Художник кивнул и отключил аппарат. Как будто испытав смутное облегчение. Все снова стало белым. Но теперь это уже было ненадолго. В глубине души призрачно маячил какой-то добавочный осадок, но среди прочего — что был он, что не было, это слишком уж призрачно и мелко. Серый цвет был компромиссом в некотором роде. Близок к вездесущему привычному денебскому белому. Геральдически это означало одно и то же. И это было гораздо лучше, чем откровенный траур с какими-нибудь нелепыми контрастными черными лентами по этой «необоснованной» белизне. Но с одной стороны — этот цвет не раздражал, а с другой, ассоциировался у меня невольно с одним человеком, которого я никогда не одобрял, но… сейчас мне нравился этот цвет, и «мой» оттенок был темнее, осязаемей. А еще я чувствовал, что сам с удовольствием постарался бы изменить историю, если бы это было возможно. И даже более радикально, чем потребовалось бы, чтобы исправить одно-единственное событие. Этот мир был слишком несовершенен. Может быть, изменение — любое изменение? искусственное и обдуманное? спланированное? — только пошло бы ему на пользу. И если мы этого не делаем или не сделали когда-то, мы не только упустили свой шанс, но и виноваты сами во всем, что происходит сейчас и произойдет в будущем. И может быть, в том, в чьих руках когда-нибудь потом окажется этот шанс.

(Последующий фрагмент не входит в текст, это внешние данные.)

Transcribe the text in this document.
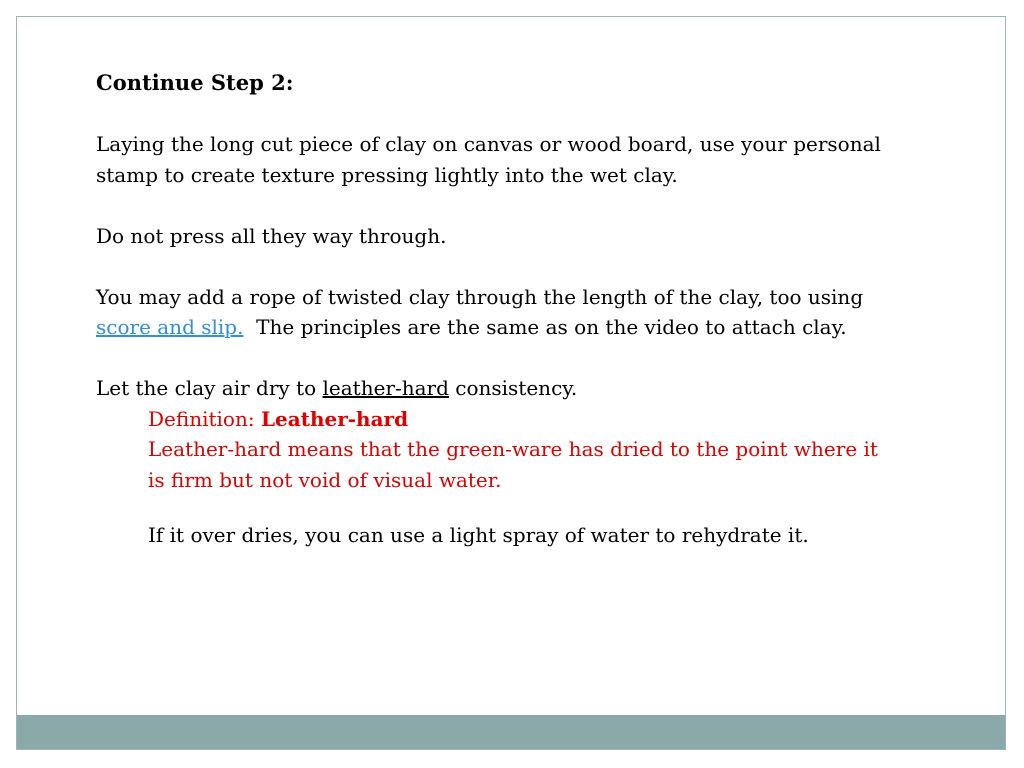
Continue Step 2:

Laying the long cut piece of clay on canvas or wood board, use your personal stamp to create texture pressing lightly into the wet clay.

Do not press all they way through.

You may add a rope of twisted clay through the length of the clay, too using score and slip.  The principles are the same as on the video to attach clay.

Let the clay air dry to leather-hard consistency.

Definition: Leather-hard

Leather-hard means that the green-ware has dried to the point where it is firm but not void of visual water.

If it over dries, you can use a light spray of water to rehydrate it.
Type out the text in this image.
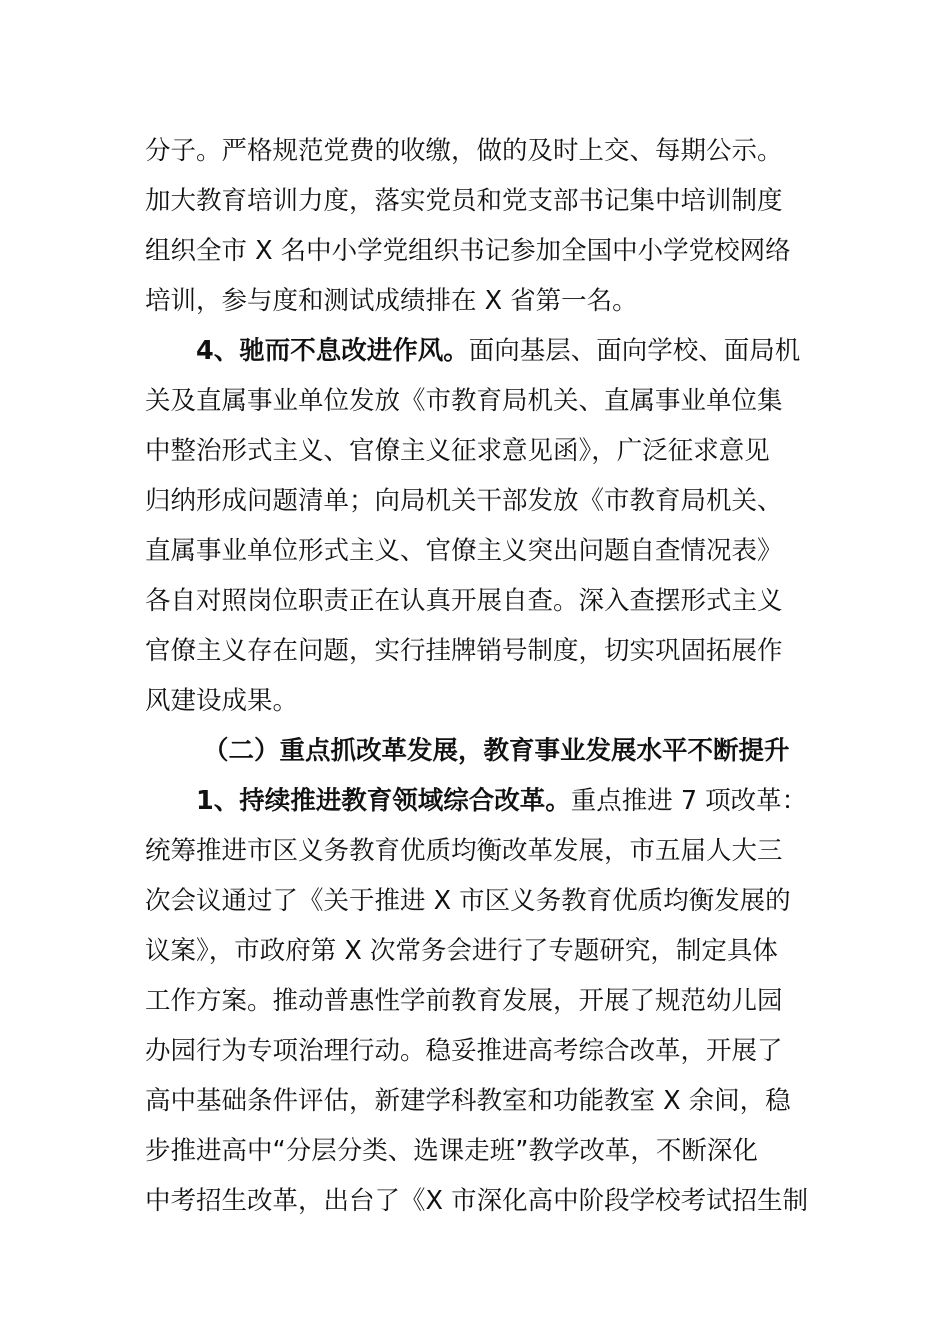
分子。严格规范党费的收缴，做的及时上交、每期公示。
加大教育培训力度，落实党员和党支部书记集中培训制度
组织全市 X 名中小学党组织书记参加全国中小学党校网络
培训，参与度和测试成绩排在 X 省第一名。
4、驰而不息改进作风。面向基层、面向学校、面局机
关及直属事业单位发放《市教育局机关、直属事业单位集
中整治形式主义、官僚主义征求意见函》，广泛征求意见
归纳形成问题清单；向局机关干部发放《市教育局机关、
直属事业单位形式主义、官僚主义突出问题自查情况表》
各自对照岗位职责正在认真开展自查。深入查摆形式主义
官僚主义存在问题，实行挂牌销号制度，切实巩固拓展作
风建设成果。
（二）重点抓改革发展，教育事业发展水平不断提升
1、持续推进教育领域综合改革。重点推进 7 项改革：
统筹推进市区义务教育优质均衡改革发展，市五届人大三
次会议通过了《关于推进 X 市区义务教育优质均衡发展的
议案》，市政府第 X 次常务会进行了专题研究，制定具体
工作方案。推动普惠性学前教育发展，开展了规范幼儿园
办园行为专项治理行动。稳妥推进高考综合改革，开展了
高中基础条件评估，新建学科教室和功能教室 X 余间，稳
步推进高中“分层分类、选课走班”教学改革，不断深化
中考招生改革，出台了《X 市深化高中阶段学校考试招生制
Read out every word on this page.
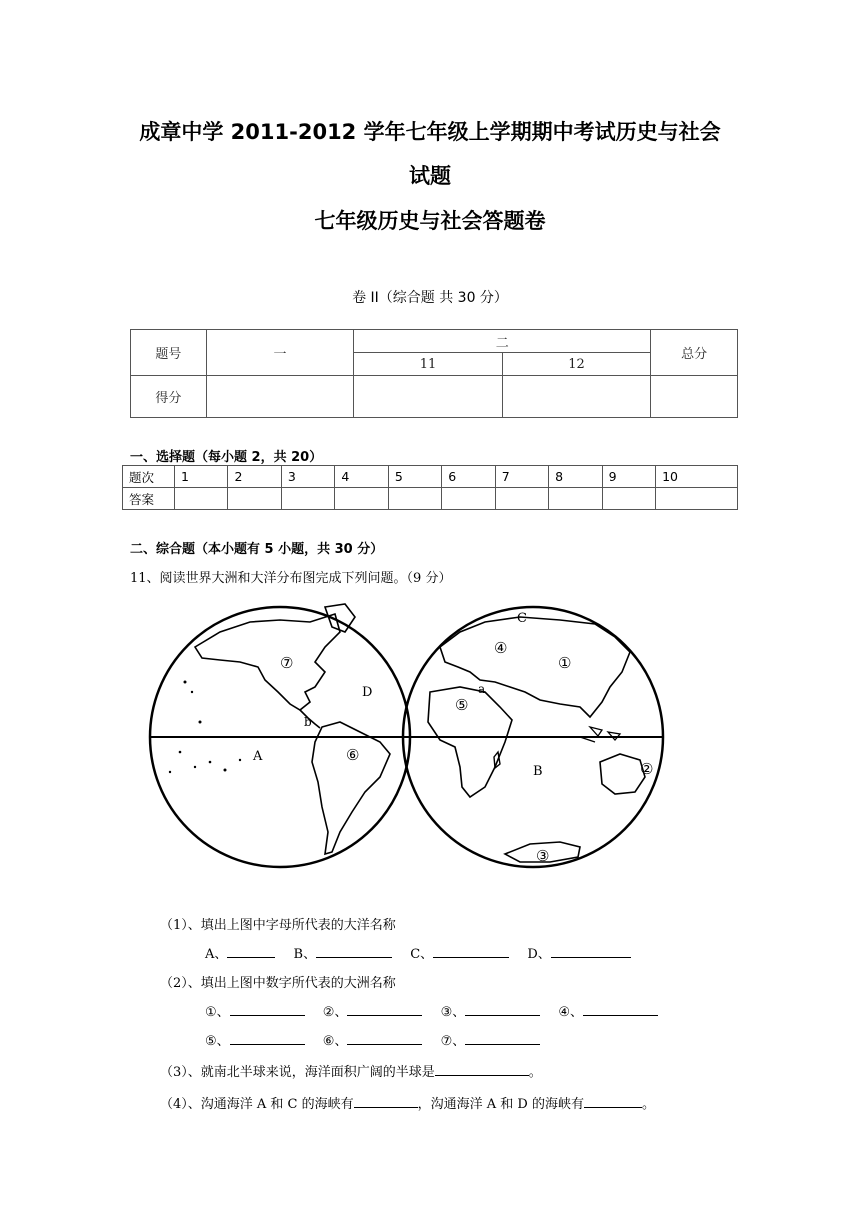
成章中学 2011-2012 学年七年级上学期期中考试历史与社会
试题
七年级历史与社会答题卷
卷 II（综合题 共 30 分）
题号	一	二		总分
		11	12	
得分				
一、选择题（每小题 2，共 20）
题次	1	2	3	4	5	6	7	8	9	10
答案										
二、综合题（本小题有 5 小题，共 30 分）
11、阅读世界大洲和大洋分布图完成下列问题。（9 分）
A
B
C
D	a
b
①
②
③
④
⑤
⑥
⑦
（1）、填出上图中字母所代表的大洋名称
A、	B、	C、	D、
（2）、填出上图中数字所代表的大洲名称
①、	②、	③、	④、
⑤、	⑥、	⑦、
（3）、就南北半球来说，海洋面积广阔的半球是	。
（4）、沟通海洋 A 和 C 的海峡有	，沟通海洋 A 和 D 的海峡有	。
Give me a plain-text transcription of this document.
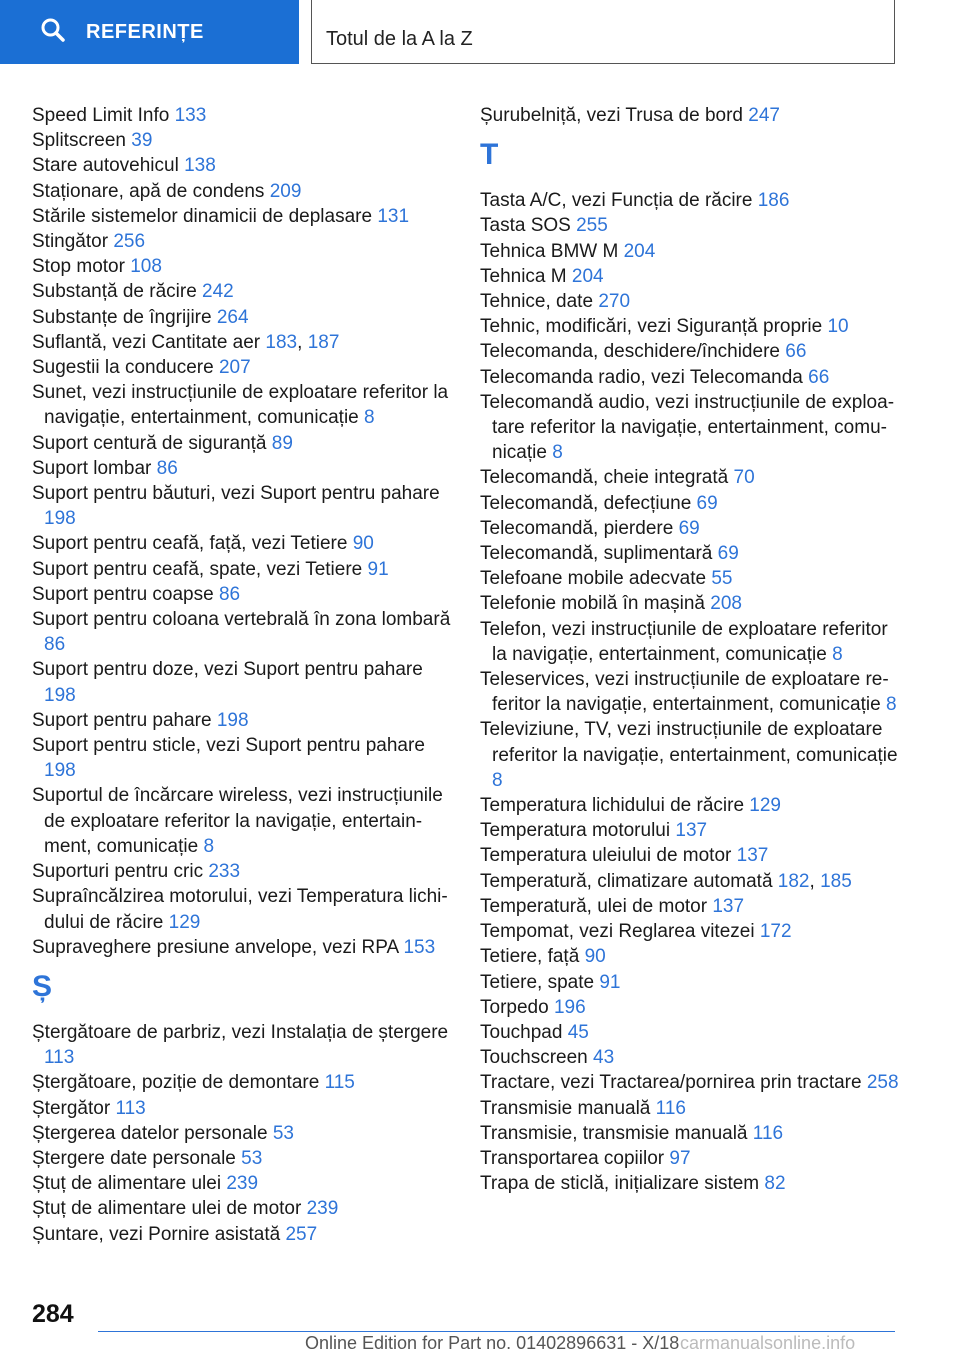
REFERINȚE	Totul de la A la Z
Speed Limit Info 133
Splitscreen 39
Stare autovehicul 138
Staționare, apă de condens 209
Stările sistemelor dinamicii de deplasare 131
Stingător 256
Stop motor 108
Substanță de răcire 242
Substanțe de îngrijire 264
Suflantă, vezi Cantitate aer 183, 187
Sugestii la conducere 207
Sunet, vezi instrucțiunile de exploatare referitor la navigație, entertainment, comunicație 8
Suport centură de siguranță 89
Suport lombar 86
Suport pentru băuturi, vezi Suport pentru pahare 198
Suport pentru ceafă, față, vezi Tetiere 90
Suport pentru ceafă, spate, vezi Tetiere 91
Suport pentru coapse 86
Suport pentru coloana vertebrală în zona lombară 86
Suport pentru doze, vezi Suport pentru pahare 198
Suport pentru pahare 198
Suport pentru sticle, vezi Suport pentru pahare 198
Suportul de încărcare wireless, vezi instrucțiunile de exploatare referitor la navigație, entertainment, comunicație 8
Suporturi pentru cric 233
Supraîncălzirea motorului, vezi Temperatura lichidului de răcire 129
Supraveghere presiune anvelope, vezi RPA 153
Ș
Ștergătoare de parbriz, vezi Instalația de ștergere 113
Ștergătoare, poziție de demontare 115
Ștergător 113
Ștergerea datelor personale 53
Ștergere date personale 53
Ștuț de alimentare ulei 239
Ștuț de alimentare ulei de motor 239
Șuntare, vezi Pornire asistată 257
Șurubelniță, vezi Trusa de bord 247
T
Tasta A/C, vezi Funcția de răcire 186
Tasta SOS 255
Tehnica BMW M 204
Tehnica M 204
Tehnice, date 270
Tehnic, modificări, vezi Siguranță proprie 10
Telecomanda, deschidere/închidere 66
Telecomanda radio, vezi Telecomanda 66
Telecomandă audio, vezi instrucțiunile de exploatare referitor la navigație, entertainment, comunicație 8
Telecomandă, cheie integrată 70
Telecomandă, defecțiune 69
Telecomandă, pierdere 69
Telecomandă, suplimentară 69
Telefoane mobile adecvate 55
Telefonie mobilă în mașină 208
Telefon, vezi instrucțiunile de exploatare referitor la navigație, entertainment, comunicație 8
Teleservices, vezi instrucțiunile de exploatare referitor la navigație, entertainment, comunicație 8
Televiziune, TV, vezi instrucțiunile de exploatare referitor la navigație, entertainment, comunicație 8
Temperatura lichidului de răcire 129
Temperatura motorului 137
Temperatura uleiului de motor 137
Temperatură, climatizare automată 182, 185
Temperatură, ulei de motor 137
Tempomat, vezi Reglarea vitezei 172
Tetiere, față 90
Tetiere, spate 91
Torpedo 196
Touchpad 45
Touchscreen 43
Tractare, vezi Tractarea/pornirea prin tractare 258
Transmisie manuală 116
Transmisie, transmisie manuală 116
Transportarea copiilor 97
Trapa de sticlă, inițializare sistem 82
284
Online Edition for Part no. 01402896631 - X/18 carmanualsonline.info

— Теперь это королевство в ваших руках. — Пауза, которую выдержал канцлер, была неестественной. — Я слышал краем уха, что королевская семья пыталась этого избежать?

Он тонко улыбнулся, намекая на то, что, разумеется, это очень изящная шутка. Которая несомненно, должна иметь особый вкус для посвященных.

— Я — пытался этого избежать, — подчеркнул я. — И избегаю до сих пор, предпочитая оставаться регентом.

— Вы отчего-то чувствуете себя неловко? Право же, не стоит…

— Скажем откровенно, господин канцлер, вы меня бесите. И делаете это намеренно. Чего вы хотите этим добиться? Чтобы я передумал и признал себя королем?

Канцлер моргнул.

— Ваше высочество…

— Ненавижу ходить вокруг да около. Так что прекратите эти игры. Вам не будет легче оттого, что я регент, а не король. Вам вообще не будет легче. Это вас устраивает? Если кто-то желал того положения вещей, которое сложилось, «пусть боится своих желаний». И я очень надеюсь, что вы не один из этих желавших.

Лорд-канцлер невольно попятился, побледнев как сыр, или как его официальный денебский мундир, чертова напыщенного белого цвета. Даже его манерно стоявшие дыбом волосы удивительно гармонировали с этим оттенком. Этот человек вызывал то ощущение изящества, которое отчего-то, безотчетно, порождает нездоровое желание сунуть его обладателя под каток.

— Ваше высочество, ну зачем же так, я совсем не имел в виду…

— Я лучше умолчу о том, что вы имели в виду. Догадайтесь — почему я сейчас ничуть не склонен к шуткам и вашим омерзительным виляниям? Догадываетесь?!

— Дда, ваше высочество…

— Превосходно. Итак, займемся делами. Официальной передачей государственной печати и прочей необходимой документации.

— Но вы…

— Я тут совсем недавно? Не разбираюсь в делах и не подготовлен ко всему происходящему? Вам придется положиться на вашу королеву, которая все решила за вас, и за меня тоже. Именно это и означает монархия. Если это самый удобный для вас государственный строй, пусть так и будет, пока он не дискредитирует себя как полностью провальный и нежизнеспособный в этом чудесном новом мире.

— Ваше высочество, прошу вас…

— Вы ни о чем не можете меня просить, начав нашу встречу так, как мы ее начали. И менее всего вы можете ждать от меня деликатности. И знаете что?